Tuesday, October 11, 2016
San Bernardino County brings back Enron prosecutor for CFS investigation
San Bernardino County has brought back Enron prosecutor John C. Hueston to help defend it against an investigation by the state Attorney General’s Office into alleged illegal practices at the Department of Children and Family Services.
In June — eight days before the county’s civil grand jury released a scathing report on CFS — the Attorney General’s Office announced its Bureau of Children’s Justice division was investigating allegations of systemic failures and cover-ups in the department that led to children repeatedly being placed into abusive foster homes in which they died or were severely abused.
County officials already met with representatives at the Attorney General’s Office, and in April retained the services of Hueston’s Los Angeles law firm, Hueston Hennigan LLP.
To date, the county has spent more than $179,000 on the services of Hueston and his team of attorneys and paralegals. On Tuesday, the Board of Supervisors will consider a contract with Hueston’s firm to assess the county’s child welfare services system and submit reports and recommendations to County Counsel. Hueston and his attorneys would be paid a rate of $575 per hour and paralegals $235 per hour, according to the proposed contract.
The scope of the Attorney General’s investigation is assessing and evaluating CFS policies and practices over a five-year period, as well as all documentation prepared by CFS during thatperiod, according to a staff report prepared for county supervisors.
“Hueston Hennigan is essentially conducting an assessment that would mirror that of the AG so the county can efficiently respond to any questions the AG might have or any additional information the AG might need,” county spokesman David Wert said in an email Monday.

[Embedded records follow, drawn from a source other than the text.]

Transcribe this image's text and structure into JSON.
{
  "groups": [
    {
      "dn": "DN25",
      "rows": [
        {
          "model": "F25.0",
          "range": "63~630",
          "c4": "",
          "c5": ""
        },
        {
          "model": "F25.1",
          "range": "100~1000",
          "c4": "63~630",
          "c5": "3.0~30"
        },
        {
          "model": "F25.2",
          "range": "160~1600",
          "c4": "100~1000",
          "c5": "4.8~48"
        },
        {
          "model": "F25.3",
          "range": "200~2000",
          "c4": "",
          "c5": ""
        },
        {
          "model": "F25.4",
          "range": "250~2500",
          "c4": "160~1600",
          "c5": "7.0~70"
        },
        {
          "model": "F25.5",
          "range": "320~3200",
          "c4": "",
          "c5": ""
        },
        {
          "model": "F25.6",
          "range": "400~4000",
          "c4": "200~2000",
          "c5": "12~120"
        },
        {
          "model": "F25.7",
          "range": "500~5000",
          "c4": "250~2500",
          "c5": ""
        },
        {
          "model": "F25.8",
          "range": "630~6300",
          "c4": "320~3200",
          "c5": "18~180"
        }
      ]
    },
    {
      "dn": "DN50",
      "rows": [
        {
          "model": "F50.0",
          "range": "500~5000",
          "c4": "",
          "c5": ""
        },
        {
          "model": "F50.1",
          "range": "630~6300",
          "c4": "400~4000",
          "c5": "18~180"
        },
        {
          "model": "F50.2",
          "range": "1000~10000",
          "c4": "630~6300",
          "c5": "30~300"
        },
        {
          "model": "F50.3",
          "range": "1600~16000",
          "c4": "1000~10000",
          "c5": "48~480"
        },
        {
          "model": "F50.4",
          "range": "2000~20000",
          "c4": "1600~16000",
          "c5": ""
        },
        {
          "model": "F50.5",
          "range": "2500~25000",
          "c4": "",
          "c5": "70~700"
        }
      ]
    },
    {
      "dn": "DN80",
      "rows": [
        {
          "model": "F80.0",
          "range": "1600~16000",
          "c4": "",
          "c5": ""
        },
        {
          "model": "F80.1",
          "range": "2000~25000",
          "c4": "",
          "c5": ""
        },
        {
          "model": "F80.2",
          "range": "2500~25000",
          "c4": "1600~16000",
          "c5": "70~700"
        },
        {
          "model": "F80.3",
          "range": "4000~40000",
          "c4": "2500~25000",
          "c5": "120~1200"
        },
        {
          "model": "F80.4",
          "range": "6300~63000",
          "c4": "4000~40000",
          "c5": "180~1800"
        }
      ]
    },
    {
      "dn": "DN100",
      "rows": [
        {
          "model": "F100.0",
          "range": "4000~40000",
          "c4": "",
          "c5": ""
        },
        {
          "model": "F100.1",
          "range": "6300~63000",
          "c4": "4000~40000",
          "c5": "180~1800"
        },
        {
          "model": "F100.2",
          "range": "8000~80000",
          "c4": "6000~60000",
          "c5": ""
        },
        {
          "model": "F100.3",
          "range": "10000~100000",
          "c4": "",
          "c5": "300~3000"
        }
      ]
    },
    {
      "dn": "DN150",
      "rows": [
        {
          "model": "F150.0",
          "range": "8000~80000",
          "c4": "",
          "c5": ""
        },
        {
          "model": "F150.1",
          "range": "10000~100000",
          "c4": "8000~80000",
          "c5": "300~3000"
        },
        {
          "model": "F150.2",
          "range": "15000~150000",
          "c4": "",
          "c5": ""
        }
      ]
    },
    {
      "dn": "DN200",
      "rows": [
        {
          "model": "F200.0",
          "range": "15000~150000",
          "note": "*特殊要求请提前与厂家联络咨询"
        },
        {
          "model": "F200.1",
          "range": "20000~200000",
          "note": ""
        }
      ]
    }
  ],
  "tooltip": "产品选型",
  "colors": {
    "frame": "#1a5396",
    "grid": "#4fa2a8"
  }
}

Representatives from the Attorney General’s Office did not respond to emails or a telephone call Monday seeking comment.
Hueston, one of the nation’s top litigators who successfully prosecuted Enron Corporation figures Kenneth Lay and Jeffrey Skilling for a slew of financial crimes including securities fraud, money laundering and insider trading, was retained by the county in January 2009 to investigate county Assessor Bill Postmus.
Postmus came under fire by the county civil grand jury and District Attorney’s Office in 2008 for abusing his elected office for personal gain.
Hueston’s team produced a lurid report detailing an Assessor’s Office rife with malfeasance and an assessor addicted to methamphetamine, so much so that he came to work one day disheveled, blue in the face and foamy at the mouth.
The findings from Hueston’s investigation prompted the county to file a civil lawsuit against Postmus and four other office employees. Postmus and several of his colleagues he hired were also charged criminally, including former Rancho Cucamonga Councilman Rex Gutierrez and former Assistant Assessor Jim Erwin, now a defendant in the Colonies public corruption case, which sprang from the Assessor’s Office investigation.
Wert said in his email Monday that, due to the nature of the allegations that prompted the investigation into CFS and “far-reaching discovery requests,” which was “essentially every piece of paper generated by CFS in the last five years,” the county retained Hueston’s firm to ensure the Attorney General performs a “complete, accurate and fully supported investigation.”
“The county is confident that the Attorney General will find that Children and Family Services in general, and in particular the last five years, has consistently taken steps to improve its systems and operation to better serve the families of San Bernardino County, including the protection of at-risk children,” Wert said.CFS director Marlene Hagen said in a statement Monday she fully supports the county’s decision to retain Hueston’s services.
“Children and Family Services will continue to cooperate with the Attorney General in order to ensure a complete and thorough investigation is performed,” Hagen said.
She said her office continues to grow its ranks of social workers and provide them with the tools needed to perform their jobs.
“We are committed to always improving our systems and operations to better serve our children and families.” Hagen said.